First published in eLife earlier in 2019, Chris Smith spoke to Edmund Rolls from the Oxford Centre for Computational Neuroscience about brain connectivity, smoking and drinking...
Edmund - We're very interested in the brain mechanisms of certain sorts of behaviour, including addictive behaviour. In this particular paper smoking and drinking. And what we have discovered is one part of the brain - the medial orbital frontal cortex - has different connectivity in people who drink; and the lateral orbital frontal cortex has different connectivity in those who smoke.
Chris - Who did you look at and how?
Edmund - We studied very large samples - of eight hundred thirty one participants, in one case from a US project called the Human Connectome Project, and we followed that up with eleven hundred and seventy six participants from London. What we did was to measure the connectivity between different brain regions while people were resting in a brain scanner. We used functional magnetic resonance imaging. What we found is that just when we measured the connectivity between different brain regions - when they weren't doing anything: they weren't smoking or drinking at the time - we found that we could predict who, later on in life, would smoke and who would drink.
Chris - Now what fraction of the people you studied were smokers and drinkers and what fraction were not?
Edmund - The youngest participants were 14 in this study. At that stage very few of them had started smoking or drinking. They were brain scanned again at the age of 19, and at 19 some of them had started to drink. And we correlated their brain connectivity with their smoking and drinking. The lateral orbital frontal cortex had low functional connectivity in smokers, and we think smokers were giving themselves nicotine in order to increase the connectivity between brain regions. And we think that that is the basis for that type of semi-addictive behaviour: that it makes one more alert because perhaps one's connectivity of the lateral orbital frontal cortex but also in fact overall of all brain areas is slightly low in smokers.
Chris - This is like functionally self medicating isn't it to pep up the areas which are underperforming?
Edmund - That's one of the ideas that resulted from this particular study. One could consider that that's what happens in smoking. The other interesting thing that happens in this investigation is that, associated with the smoking, and the undergone activity of the lateral orbital frontal cortex, people were more impulsive. So we think that one thing that may facilitate smoking is impulsiveness. And it's important to have discovered this, because that has implications for helping people.
Chris - Now if someone is making up for - for want of a better phrase - a paucity of functional connectivity between two brain regions and the nicotine is doing that, when a person who has been an entrenched smoker gives up, what are the consequences for their cognition?
Edmund - We don't know. My advice to someone would be that if you feel that you need a bit more stimulation then don't smoke but take a small amount of nicotine in the form of a patch and that might restore your alertness that perhaps previously you sought by smoking.
Chris - Because one would infer from what you're saying that if there is this reduction in connectivity and that the the smokers are doing this in order to improve the communication between these disparate brain areas, that if you don't have the nicotine signal there then there would be a consequence for cognition either either an IQ decrement or an attentional decrement. That would suggest then that if that's manifest at 14 because you're saying that when you looked at the youngest participants who hadn't yet become smokers and they showed similar patterns, do you see underperformance or a tendency towards attentional problems in those young people?
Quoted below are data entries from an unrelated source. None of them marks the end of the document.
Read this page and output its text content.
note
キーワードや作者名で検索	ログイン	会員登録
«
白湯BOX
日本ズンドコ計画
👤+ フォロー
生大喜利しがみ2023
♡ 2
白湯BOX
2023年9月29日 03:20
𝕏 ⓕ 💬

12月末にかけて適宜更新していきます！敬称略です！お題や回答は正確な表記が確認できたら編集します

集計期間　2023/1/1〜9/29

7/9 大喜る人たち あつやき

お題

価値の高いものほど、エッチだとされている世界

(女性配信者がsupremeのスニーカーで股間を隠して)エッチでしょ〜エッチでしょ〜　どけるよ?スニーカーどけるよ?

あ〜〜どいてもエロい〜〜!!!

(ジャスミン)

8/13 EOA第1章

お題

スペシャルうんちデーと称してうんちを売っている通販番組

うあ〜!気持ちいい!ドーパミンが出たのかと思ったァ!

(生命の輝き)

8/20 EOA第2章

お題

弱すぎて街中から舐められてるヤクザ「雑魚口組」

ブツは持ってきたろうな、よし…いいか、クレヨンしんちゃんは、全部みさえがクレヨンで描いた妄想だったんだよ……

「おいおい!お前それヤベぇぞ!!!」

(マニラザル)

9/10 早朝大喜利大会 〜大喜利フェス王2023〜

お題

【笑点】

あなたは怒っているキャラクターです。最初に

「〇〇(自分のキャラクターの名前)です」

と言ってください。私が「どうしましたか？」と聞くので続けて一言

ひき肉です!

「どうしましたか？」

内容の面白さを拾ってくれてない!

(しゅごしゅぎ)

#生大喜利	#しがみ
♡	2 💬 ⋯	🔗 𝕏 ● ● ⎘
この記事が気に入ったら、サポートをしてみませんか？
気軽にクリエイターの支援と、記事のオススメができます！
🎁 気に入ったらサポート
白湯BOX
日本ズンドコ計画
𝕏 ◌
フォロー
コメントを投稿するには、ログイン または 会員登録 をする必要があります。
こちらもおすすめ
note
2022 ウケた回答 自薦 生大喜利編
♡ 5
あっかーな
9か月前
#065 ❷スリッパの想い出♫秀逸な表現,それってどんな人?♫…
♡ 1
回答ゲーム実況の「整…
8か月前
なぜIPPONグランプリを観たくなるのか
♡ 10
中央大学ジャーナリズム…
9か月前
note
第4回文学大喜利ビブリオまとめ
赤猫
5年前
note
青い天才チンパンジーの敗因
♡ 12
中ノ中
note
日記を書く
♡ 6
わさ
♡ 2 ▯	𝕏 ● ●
Edmund - That's not clear yet. The overall point would be that it's possible that those who choose to smoke may have slightly less sort of activation of their brains, and so they may be likely to benefit from stimulation of their brains. But we haven't taken it further than that. What I could say is that we made a second discovery: the same individuals were reporting how much drinking they performed. Those individuals had slight over-connectivity of the whole of their brain, and in particular for the medial orbital frontal cortex. Now that's extremely interesting because the medial orbital frontal cortex is a part of the brain involved in rewards. The account we came to, therefore, is that it's possible that those who drink have a particularly sensitive reward system and it's that that attracts them to alcohol. Now the interesting point here, in relation to addiction in general, is that we now have two types of addictive behaviour which have quite different underlying brain mechanisms.
Chris - And what do you think, putting all this together, the take home message is? How should cognitive neuroscientists think differently about people who use these agents, and how might doctors and clinicians dealing with people who do, approach their subjects differently because of what you've found?
Edmund - I think this has very important implications for understanding addiction in general. There's been an emphasis in the field of neuroscience research on addiction to think primarily of a chemical called dopamine which may underlie a lot of addictive behaviour. But if so, that would be a unitary phenomenon. But here we have two other types of addictive behaviour - smoking and drinking - which can't be accounted for by a simple unitary explanation. There are different things that are happening in different parts of the brain. That then leads us towards potential treatments for different types of addictive behaviour. And the sort of treatment that then could be helpful for those who have smoked is that it may be helpful to suggest a nicotine patch until their brain perhaps normalises its sensitivity a little bit after they haven't smoked for some time. And similarly, for those who may have an oversensitive medial orbital frontal cortex to rewards, which attracts them to alcohol, then at least some cognitive understanding of what's happening in their brain would help individuals to understand their own behaviour better.